Practice Report: Davis Returns to Practice, What Stands Out About Tennessee

Posted Dec 21, 2017

S Cody Davis returned to practice on Thursday. The Rams discuss what stands out about the Titans ahead of their Week 16 contest.

After a walk-thru on Wednesday, the Rams held their first practice of the week on Thursday afternoon at Cal Lutheran. Los Angeles will hold one more session on Friday, before travelling to Nashville for a Christmas Eve showdown with the Titans.


L.A. welcomed back several of its players to the practice field on Thursday.

Left tackle Andrew Whitworth, linebacker Mark Barron, and center John Sullivan — who were given their normal veteran rest days on Wednesday — returned to the session as limited participants, while outside linebacker Connor Barwin returned in full.

Outside linebacker Matt Longacre (back) and cornerback Troy Hill (illness) were the team’s only non-participants.


Safety Cody Davis was cleared for practice on Thursday for the first time in over a month after being placed on injured reserve on Nov. 3.

Prior to suffering a quad injury, the Texas Tech product had been an important contributor on both defense and special teams — recording an interception, two pass breakups, and 22 total tackles.

While Davis has enjoyed watching the success of his fellow teammates throughout the season, he was admittedly anxious to get back on field.

“Excited and happy for all of the success that this team has gotten accomplished,” Davis said. “But sitting on the sidelines, you’re just itching to get back out there, so it feels great to be out practicing with my teammates.”

But the safety did acknowledge that the eight week timeline from being placed on injured reserve until now “worked out for the best,” allowing him to progressively get back into the action on field.

Though the safety has returned to practice, Davis will not be eligible to return to the active roster until next week. From that point forward, Davis said he is excited to “get back and contribute” in whatever role he can.

“Wherever the coaches need me, I am going to try to be ready to fill that spot,” Davis said.  


This Christmas, the Rams will travel over 2,000 miles to face the Titans. After a dominant victory in Seattle, L.A. will be looking to clinch division title with a win on Sunday.

But the Titans — who are currently the No. 5 seed in the AFC — will be eager to bounce back at home from consecutive road losses. As such, Tennessee should present the Rams with several challenges on both sides of the ball.

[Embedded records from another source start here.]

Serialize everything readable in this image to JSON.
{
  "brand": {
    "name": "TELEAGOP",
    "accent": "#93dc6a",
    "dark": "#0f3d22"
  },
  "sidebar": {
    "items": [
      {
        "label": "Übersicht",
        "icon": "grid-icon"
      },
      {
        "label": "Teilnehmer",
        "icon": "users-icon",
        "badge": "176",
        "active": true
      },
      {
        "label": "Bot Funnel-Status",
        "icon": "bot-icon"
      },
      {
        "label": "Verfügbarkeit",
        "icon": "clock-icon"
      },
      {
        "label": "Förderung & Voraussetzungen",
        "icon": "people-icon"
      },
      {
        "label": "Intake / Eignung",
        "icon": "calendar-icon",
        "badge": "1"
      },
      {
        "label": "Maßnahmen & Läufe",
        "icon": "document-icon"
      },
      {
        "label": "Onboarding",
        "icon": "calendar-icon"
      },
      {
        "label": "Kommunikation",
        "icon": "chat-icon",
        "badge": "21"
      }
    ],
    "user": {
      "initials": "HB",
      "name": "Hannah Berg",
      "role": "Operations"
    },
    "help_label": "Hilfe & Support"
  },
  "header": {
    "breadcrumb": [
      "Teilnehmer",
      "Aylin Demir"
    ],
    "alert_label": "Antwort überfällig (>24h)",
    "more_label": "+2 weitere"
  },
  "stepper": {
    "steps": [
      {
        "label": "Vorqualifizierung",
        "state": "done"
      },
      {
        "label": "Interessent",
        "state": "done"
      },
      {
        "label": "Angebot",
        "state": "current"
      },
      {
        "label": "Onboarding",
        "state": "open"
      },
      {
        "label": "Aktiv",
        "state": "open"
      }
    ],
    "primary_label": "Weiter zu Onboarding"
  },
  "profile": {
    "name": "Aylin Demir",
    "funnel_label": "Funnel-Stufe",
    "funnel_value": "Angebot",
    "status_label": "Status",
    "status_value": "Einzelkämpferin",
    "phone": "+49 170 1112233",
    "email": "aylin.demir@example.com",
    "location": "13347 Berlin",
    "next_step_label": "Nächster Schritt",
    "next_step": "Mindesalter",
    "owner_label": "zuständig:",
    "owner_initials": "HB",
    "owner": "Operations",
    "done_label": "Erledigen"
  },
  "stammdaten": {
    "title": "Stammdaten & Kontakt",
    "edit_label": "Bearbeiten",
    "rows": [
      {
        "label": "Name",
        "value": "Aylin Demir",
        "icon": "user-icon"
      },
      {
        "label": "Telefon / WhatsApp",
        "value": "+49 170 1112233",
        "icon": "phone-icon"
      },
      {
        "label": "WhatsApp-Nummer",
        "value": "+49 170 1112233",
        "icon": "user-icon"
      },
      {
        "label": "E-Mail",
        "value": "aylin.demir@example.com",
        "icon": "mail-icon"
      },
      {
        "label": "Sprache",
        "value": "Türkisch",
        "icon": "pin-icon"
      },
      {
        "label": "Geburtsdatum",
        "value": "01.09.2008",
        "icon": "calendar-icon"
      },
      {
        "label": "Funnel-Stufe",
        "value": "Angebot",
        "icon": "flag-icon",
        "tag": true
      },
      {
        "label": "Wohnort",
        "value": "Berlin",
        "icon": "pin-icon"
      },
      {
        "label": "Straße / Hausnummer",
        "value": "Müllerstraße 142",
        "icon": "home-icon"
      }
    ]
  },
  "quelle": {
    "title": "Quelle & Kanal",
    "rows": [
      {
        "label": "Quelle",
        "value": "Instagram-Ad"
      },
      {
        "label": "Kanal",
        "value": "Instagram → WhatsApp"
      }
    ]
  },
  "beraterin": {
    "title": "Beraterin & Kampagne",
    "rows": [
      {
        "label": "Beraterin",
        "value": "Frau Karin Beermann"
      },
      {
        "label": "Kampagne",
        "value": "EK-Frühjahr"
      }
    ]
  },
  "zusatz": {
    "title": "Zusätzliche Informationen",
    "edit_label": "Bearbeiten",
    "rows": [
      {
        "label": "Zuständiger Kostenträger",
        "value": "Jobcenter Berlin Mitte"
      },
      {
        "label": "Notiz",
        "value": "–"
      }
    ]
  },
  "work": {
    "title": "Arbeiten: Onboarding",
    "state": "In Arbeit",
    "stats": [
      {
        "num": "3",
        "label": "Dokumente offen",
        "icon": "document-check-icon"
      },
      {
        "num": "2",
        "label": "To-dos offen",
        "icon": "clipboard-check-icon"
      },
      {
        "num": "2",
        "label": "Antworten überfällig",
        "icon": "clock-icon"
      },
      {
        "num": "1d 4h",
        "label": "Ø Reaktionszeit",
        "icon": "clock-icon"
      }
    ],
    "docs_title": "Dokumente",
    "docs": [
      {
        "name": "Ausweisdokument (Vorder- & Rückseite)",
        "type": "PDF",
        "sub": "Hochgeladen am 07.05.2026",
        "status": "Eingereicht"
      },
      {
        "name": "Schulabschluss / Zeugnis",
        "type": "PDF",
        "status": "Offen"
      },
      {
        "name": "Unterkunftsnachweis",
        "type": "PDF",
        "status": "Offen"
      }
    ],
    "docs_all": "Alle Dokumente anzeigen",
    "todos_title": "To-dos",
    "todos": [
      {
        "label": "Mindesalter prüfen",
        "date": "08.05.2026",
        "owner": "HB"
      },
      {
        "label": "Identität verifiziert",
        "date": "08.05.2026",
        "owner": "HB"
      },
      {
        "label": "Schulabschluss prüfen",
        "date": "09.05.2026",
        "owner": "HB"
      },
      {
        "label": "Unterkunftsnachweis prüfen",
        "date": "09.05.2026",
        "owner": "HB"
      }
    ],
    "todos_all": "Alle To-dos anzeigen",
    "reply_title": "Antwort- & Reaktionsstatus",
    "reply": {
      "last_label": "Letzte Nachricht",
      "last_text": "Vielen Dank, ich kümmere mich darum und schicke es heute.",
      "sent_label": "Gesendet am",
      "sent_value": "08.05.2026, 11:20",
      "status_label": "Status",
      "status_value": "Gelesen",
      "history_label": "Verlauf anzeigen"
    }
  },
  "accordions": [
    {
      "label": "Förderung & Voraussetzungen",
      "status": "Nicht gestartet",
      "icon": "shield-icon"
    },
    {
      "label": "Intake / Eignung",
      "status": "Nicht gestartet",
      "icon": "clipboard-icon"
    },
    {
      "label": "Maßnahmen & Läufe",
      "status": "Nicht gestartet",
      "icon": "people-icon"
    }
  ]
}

On offense, the Titans are led by third-year quarterback Marcus Mariota. The Oregon product has completed 62.8 percent of his passes for 2,832 yards and 12 touchdowns in 2017. Running backs DeMarco Murray and Derrick Henry are two of the offense’s best assets, combining for 1,598 yards and 11 touchdowns.

“They have two monsters running the ball,” cornerback Troy Hill said. “We’re going to have to be honed in on that run game and then with Marcus throwing the ball too, we just have to stop the run and then control the pass game.”

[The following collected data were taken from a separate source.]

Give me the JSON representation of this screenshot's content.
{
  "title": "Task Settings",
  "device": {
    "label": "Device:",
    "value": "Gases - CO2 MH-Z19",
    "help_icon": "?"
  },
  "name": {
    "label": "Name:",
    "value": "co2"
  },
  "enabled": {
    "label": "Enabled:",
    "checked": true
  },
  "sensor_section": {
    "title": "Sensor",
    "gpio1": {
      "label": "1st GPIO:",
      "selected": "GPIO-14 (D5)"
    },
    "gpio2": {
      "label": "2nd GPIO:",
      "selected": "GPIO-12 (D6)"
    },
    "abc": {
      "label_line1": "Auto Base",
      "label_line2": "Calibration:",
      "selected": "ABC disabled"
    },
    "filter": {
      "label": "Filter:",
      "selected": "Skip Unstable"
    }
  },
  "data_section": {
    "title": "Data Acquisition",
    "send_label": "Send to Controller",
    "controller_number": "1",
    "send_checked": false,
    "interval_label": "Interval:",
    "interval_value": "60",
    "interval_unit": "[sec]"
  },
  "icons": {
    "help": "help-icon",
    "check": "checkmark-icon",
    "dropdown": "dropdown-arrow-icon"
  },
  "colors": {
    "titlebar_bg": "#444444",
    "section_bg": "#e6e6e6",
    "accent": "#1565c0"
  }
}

Hill spent three years at Oregon opposite Mariota on the practice field. He characterized the former Heisman Trophy winner as a player with “all of the intangibles,” and someone who “can make every throw on field.”

Middle linebacker Alec Ogletree agreed, describing Mariota as a very athletic, dual-threat quarterback.

“People have been saying he’s a little banged up or whatever, but he’s still able to get out, get away from pressure, and make plays downfield,” he said. “You definitely see the maturity that he’s gotten over the years and he definitely presents a big challenge for us.”

Offensively, L.A. will also be put to the test. On Sunday, the Rams will be facing a dominant defensive front led by Pro Bowl tackle Jurrell Casey, as well as a strong secondary flanked by cornerback Adoree Jackson and safety Kevin Byard.

“They have a great defensive line and a lot of young guys on the edge that are really going to compete,” wide receiver Sammy Watkins said. “It’s going to be a little challenging on the offense because they like to switch things up.”

But Watkins said he’s up for the challenge, adding players like Jackson and Byard present wide receivers with exactly “the types of matchups you’re looking for.”

“They’re young [and] they’ll be in your face, so it’s going to be fun,” Watkins said.